Friendster Pachinko (2004)
Sound by Yoshi Sodeoka
Java
Pachinko is a form of quasi-legal gambling in Japan. A player purchases metal balls and feeds them into a machine similar in appearance to a vertical pinball machine. These balls bounce around the playing field, most disappearing into a trough at the bottom. Some, however, fall into special holes, rewarding the player with additional balls. A player can cash out his balls by taking them to a cashier and trading them for small prizes.
Friendster Pachinko is a critique of online social networks that gives one the opportunity to gamble with "friends" instead of shiny metal balls. The pervasiveness of networks such as Friendster has encouraged the competitive accumulation of friends. People whose profiles have more friends are perceived as being more desirable, and as a result, many social networkers scramble to accumulate as many so-called friends as possible to boost their public image. The idea of gambling with profiles grew out of witnessing this social behavior.
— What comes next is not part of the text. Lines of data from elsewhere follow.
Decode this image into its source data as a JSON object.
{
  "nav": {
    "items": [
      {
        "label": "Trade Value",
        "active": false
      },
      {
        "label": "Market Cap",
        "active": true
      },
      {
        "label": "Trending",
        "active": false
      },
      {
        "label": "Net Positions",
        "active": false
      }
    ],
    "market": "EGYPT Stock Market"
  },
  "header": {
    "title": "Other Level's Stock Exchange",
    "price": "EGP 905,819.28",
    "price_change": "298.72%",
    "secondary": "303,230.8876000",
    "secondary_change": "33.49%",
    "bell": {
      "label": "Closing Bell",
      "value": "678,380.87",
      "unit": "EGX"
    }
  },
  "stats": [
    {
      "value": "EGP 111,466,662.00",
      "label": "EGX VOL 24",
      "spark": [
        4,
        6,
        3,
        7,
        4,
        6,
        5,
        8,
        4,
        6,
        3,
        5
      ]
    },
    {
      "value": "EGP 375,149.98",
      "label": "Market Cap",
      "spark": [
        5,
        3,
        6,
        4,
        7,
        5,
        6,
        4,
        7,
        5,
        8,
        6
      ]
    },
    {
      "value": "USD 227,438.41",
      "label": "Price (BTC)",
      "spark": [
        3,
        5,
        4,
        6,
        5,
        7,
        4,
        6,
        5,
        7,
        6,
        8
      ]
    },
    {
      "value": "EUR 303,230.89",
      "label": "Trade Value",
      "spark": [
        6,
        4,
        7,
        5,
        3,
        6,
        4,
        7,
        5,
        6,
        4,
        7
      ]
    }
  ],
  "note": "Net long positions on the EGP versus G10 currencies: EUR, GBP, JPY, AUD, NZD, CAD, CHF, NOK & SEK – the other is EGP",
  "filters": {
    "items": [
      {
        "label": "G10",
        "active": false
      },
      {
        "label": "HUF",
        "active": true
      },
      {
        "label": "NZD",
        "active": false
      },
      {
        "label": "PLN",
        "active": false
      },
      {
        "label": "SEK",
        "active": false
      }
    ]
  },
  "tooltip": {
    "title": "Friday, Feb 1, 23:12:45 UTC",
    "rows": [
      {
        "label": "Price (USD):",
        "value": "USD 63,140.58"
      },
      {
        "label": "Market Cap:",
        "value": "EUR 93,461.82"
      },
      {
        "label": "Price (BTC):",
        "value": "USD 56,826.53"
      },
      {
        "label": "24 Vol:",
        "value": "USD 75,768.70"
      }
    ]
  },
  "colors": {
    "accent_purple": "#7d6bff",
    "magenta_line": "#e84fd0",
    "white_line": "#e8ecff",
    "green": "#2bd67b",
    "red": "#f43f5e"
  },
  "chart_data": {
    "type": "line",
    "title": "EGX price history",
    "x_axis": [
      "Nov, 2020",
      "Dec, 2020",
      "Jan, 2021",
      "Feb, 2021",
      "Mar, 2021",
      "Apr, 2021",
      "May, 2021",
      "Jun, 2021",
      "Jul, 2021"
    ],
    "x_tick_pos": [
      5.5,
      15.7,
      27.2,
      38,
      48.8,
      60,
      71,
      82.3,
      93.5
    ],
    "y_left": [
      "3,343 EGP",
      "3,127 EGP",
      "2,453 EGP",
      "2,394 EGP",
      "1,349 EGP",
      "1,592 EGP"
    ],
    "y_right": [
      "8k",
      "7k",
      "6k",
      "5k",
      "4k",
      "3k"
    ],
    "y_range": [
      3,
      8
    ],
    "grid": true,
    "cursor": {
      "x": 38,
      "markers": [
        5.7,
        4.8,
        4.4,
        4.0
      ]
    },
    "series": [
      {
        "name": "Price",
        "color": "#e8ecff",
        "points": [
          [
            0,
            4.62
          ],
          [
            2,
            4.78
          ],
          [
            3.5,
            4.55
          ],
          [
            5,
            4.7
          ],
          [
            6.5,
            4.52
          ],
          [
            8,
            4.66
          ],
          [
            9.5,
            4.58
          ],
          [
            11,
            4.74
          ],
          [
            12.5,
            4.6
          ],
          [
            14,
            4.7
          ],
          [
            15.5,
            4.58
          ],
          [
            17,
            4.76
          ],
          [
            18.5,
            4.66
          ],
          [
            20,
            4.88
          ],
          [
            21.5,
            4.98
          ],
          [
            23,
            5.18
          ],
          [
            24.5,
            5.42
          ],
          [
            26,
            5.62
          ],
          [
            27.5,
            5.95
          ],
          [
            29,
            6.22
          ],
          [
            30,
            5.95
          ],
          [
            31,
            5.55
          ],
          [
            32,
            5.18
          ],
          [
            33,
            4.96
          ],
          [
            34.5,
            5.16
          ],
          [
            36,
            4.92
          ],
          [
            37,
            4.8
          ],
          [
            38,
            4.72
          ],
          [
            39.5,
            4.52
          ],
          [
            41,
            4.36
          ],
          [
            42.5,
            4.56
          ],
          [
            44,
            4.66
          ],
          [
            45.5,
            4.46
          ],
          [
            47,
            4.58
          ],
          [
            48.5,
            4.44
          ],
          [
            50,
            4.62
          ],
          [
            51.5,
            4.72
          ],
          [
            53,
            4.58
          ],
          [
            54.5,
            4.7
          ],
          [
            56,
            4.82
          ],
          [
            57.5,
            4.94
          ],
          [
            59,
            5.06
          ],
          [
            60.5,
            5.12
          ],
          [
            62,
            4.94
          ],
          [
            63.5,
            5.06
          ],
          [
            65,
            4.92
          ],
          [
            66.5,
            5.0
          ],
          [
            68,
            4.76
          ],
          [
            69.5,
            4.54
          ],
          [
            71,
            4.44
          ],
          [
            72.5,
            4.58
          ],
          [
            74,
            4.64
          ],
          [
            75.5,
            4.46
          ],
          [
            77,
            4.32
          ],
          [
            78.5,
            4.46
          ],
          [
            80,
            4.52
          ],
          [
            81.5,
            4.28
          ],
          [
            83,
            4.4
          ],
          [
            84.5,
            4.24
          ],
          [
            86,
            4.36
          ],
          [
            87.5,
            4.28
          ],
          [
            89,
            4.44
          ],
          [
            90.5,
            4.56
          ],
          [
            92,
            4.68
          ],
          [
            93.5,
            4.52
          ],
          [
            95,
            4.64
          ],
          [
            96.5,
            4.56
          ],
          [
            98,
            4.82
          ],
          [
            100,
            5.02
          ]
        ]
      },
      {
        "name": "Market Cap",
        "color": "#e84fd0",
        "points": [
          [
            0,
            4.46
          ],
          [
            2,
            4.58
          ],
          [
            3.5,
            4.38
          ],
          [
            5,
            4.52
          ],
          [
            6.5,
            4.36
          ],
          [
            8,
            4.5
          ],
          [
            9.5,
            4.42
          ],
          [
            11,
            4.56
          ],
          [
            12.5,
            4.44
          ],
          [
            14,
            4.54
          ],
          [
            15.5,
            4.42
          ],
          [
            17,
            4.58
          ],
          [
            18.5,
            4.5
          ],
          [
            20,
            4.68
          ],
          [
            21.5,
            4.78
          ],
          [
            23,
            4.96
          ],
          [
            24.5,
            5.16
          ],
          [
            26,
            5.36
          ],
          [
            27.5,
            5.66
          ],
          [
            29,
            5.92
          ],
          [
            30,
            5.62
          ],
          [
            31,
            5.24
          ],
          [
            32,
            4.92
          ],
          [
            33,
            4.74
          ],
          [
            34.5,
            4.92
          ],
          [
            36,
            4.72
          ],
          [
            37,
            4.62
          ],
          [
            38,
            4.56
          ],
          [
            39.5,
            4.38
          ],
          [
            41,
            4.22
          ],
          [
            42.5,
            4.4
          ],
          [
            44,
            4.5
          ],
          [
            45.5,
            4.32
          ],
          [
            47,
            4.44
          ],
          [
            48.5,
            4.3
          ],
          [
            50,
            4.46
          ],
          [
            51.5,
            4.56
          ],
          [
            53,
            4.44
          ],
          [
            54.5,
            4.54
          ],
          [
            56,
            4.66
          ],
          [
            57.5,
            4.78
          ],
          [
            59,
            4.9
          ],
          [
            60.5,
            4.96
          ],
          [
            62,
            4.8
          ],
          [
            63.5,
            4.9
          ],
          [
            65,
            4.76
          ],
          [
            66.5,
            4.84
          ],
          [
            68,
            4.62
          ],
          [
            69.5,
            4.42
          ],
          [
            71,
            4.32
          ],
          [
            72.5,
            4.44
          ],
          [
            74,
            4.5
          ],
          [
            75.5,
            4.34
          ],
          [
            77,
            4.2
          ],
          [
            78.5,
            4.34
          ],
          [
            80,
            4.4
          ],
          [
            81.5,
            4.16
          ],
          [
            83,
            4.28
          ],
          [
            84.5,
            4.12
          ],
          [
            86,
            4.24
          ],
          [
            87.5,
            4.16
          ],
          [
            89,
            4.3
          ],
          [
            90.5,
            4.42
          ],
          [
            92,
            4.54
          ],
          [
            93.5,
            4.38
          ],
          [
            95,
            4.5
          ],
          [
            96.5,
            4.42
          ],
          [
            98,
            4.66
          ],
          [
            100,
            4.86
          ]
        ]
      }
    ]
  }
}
At the beginning of a game of Friendster Pachinko a Friendster is chosen (a good choice being one with a large number of friends) and his or her friends are loaded into a "friend pool." The space bar is used to launch an individual from this friend pool into the playing field: the person bounces around the array of pegs in the middle of the screen before splashing into the water at the bottom. Along the way, the individual may bounce off the back of a rubber duck or be blown by a fan across the screen. If a person finds his or her way into the special cave at the bottom of the screen, the individual’s friends are then loaded and added to the friend pool (similar to the way additional balls are awarded in regular pachinko). The Friendster image of this person, and his or her name and number of friends also appears to the right of the play field. The game is over when the friend pool is empty.
As Friendster does not allow easy access to profile and friend information, special spidering software was written. Over the course of 6 months roughly 3 million Friendster profiles were spidered and added to a database. It is this data that drives Friendster Pachinko.